- Born: Johanna Maria Folmer 9 July 1923 Hoofddorp, Netherlands
- Died: 11 December 2022 (aged 99) Schiermonnikoog, Netherlands
- Occupation: Resistance member

= Joke Folmer =

Dutch resistance member (1923–2022)

Johanna Maria "Joke" Folmer (9 July 1923 – 11 December 2022) was a Dutch resistance member during World War II.

==Life==
Shortly after her birth, Folmer moved with her parents to the Dutch East Indies where she lived until the age of 16. At the time of the 1940 German invasion of the Netherlands she was seventeen years old and attended the lyceum in Zeist. By delivering homework to a Jewish friend, she came into contact with the Dutch resistance. She became a courier for the Fiat Libertas group. She smuggled over three hundred people across the border, including 120 Allied pilots.

In September 1943 the group was betrayed.

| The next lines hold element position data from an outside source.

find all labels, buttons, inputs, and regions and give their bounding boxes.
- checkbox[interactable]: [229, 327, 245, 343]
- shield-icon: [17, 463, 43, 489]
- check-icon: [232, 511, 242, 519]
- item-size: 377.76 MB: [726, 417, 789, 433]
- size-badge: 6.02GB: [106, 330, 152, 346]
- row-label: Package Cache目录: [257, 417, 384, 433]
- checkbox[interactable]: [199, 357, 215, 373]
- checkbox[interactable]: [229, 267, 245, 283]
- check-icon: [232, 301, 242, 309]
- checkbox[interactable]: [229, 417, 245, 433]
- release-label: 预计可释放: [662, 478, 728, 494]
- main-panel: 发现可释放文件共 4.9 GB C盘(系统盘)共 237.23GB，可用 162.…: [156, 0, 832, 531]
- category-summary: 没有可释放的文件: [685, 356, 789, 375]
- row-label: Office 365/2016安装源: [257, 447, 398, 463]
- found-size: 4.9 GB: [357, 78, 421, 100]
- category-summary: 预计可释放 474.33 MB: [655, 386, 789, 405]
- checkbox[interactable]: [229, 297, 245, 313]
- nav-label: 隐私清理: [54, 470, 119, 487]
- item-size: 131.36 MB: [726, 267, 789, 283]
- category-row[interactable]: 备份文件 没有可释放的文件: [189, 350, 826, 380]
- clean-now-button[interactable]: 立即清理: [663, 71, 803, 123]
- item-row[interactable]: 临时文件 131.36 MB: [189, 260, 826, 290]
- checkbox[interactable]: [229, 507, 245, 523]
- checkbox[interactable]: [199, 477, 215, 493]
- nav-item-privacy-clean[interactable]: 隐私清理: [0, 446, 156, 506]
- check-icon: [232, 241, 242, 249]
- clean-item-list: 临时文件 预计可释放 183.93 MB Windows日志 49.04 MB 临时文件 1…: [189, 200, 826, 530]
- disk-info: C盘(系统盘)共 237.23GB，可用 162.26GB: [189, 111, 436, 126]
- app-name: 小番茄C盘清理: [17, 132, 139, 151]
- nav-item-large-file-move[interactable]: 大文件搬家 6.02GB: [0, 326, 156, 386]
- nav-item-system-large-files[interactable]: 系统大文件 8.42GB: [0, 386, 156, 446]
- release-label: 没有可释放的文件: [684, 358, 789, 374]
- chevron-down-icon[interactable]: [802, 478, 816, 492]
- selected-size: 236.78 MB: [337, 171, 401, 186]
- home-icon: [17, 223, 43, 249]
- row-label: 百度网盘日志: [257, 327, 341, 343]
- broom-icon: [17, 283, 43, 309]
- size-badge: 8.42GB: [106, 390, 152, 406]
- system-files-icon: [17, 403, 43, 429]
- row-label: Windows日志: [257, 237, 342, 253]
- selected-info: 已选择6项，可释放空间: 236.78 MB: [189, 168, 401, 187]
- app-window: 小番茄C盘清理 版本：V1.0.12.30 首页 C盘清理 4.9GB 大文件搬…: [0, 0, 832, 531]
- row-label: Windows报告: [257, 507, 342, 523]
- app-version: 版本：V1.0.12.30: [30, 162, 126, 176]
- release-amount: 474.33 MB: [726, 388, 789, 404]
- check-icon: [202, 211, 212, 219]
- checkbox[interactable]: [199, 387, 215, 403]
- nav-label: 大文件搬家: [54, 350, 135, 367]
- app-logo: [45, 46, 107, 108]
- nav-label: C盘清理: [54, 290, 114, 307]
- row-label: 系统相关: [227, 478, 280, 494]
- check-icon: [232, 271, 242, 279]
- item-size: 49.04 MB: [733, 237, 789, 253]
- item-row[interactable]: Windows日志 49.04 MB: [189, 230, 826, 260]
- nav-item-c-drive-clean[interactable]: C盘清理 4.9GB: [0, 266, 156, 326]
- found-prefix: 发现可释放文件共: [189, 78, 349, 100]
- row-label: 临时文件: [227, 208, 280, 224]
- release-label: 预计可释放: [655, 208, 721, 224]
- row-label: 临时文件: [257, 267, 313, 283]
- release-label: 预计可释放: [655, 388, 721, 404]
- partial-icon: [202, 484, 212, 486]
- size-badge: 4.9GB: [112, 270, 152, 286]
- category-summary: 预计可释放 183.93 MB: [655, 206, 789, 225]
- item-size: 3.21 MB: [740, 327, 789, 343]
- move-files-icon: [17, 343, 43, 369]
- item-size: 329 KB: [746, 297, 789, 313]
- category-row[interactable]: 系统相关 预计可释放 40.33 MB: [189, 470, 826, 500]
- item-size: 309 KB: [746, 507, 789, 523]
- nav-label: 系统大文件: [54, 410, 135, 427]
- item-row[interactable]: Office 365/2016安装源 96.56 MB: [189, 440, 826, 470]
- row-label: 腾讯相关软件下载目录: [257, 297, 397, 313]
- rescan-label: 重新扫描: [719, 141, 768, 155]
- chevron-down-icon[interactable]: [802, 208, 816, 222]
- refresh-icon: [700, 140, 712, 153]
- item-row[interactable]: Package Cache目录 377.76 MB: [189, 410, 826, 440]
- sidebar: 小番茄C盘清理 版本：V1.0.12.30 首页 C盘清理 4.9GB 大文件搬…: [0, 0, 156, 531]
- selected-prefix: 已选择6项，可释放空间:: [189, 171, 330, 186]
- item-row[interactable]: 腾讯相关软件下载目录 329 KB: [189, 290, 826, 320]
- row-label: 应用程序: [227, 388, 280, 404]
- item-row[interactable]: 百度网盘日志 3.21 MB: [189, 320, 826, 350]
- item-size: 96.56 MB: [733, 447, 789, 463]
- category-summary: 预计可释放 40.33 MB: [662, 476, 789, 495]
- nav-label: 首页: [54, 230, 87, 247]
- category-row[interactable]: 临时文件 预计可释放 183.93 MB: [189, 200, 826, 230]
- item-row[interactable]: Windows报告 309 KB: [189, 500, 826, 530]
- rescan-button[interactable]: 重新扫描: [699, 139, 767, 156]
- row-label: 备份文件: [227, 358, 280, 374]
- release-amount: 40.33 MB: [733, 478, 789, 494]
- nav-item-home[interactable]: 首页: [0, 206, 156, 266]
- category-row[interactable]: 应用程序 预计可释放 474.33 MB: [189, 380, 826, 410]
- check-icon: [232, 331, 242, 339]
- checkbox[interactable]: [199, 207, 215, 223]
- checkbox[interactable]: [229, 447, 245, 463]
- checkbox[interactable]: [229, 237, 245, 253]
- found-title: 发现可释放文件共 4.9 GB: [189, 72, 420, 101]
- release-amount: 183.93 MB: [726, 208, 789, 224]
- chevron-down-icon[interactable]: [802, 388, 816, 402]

Folmer was sentenced to death and imprisoned in, among others, the Oranjehotel, the prison in Utrecht and Herzogenbusch concentration camp. Her execution was prevented by the evacuation of the camp on Dolle Dinsdag. As a Nacht und Nebel prisoner, she went to multiple German prisons. Because she was moved so often, her death sentence papers were never at the prison she was in. She was liberated in Waldheim by the Russians on 6 May 1945. Her return journey to the Netherlands is described in the book The Walls Came Tumbling Down by Jet Roosenburg.

After the war, she and Nel Lind organized reunions in which British and Canadian air force veterans traveled the escape routes from the Netherlands to the Swiss or Spanish borders.

Folmer died in Schiermonnikoog on 11 December 2022, at the age of 99.

==Awards==

American Medal of Freedom with golden palm

- USA Medal of Freedom with golden palm (1946)
After the death of Peter van den Hurk in 2014, Folmer was the only living Dutch bearer of the Medal of Freedom with golden palm.
- GBR George Medal (1947)
- NED Bronze Lion (1951)
- NED Resistance Memorial Cross
- NED Medal of honor Schiermonnikoog (2020)

==Legacy==
In 2020 Omrop Fryslan made a documentary of 2 episodes about her.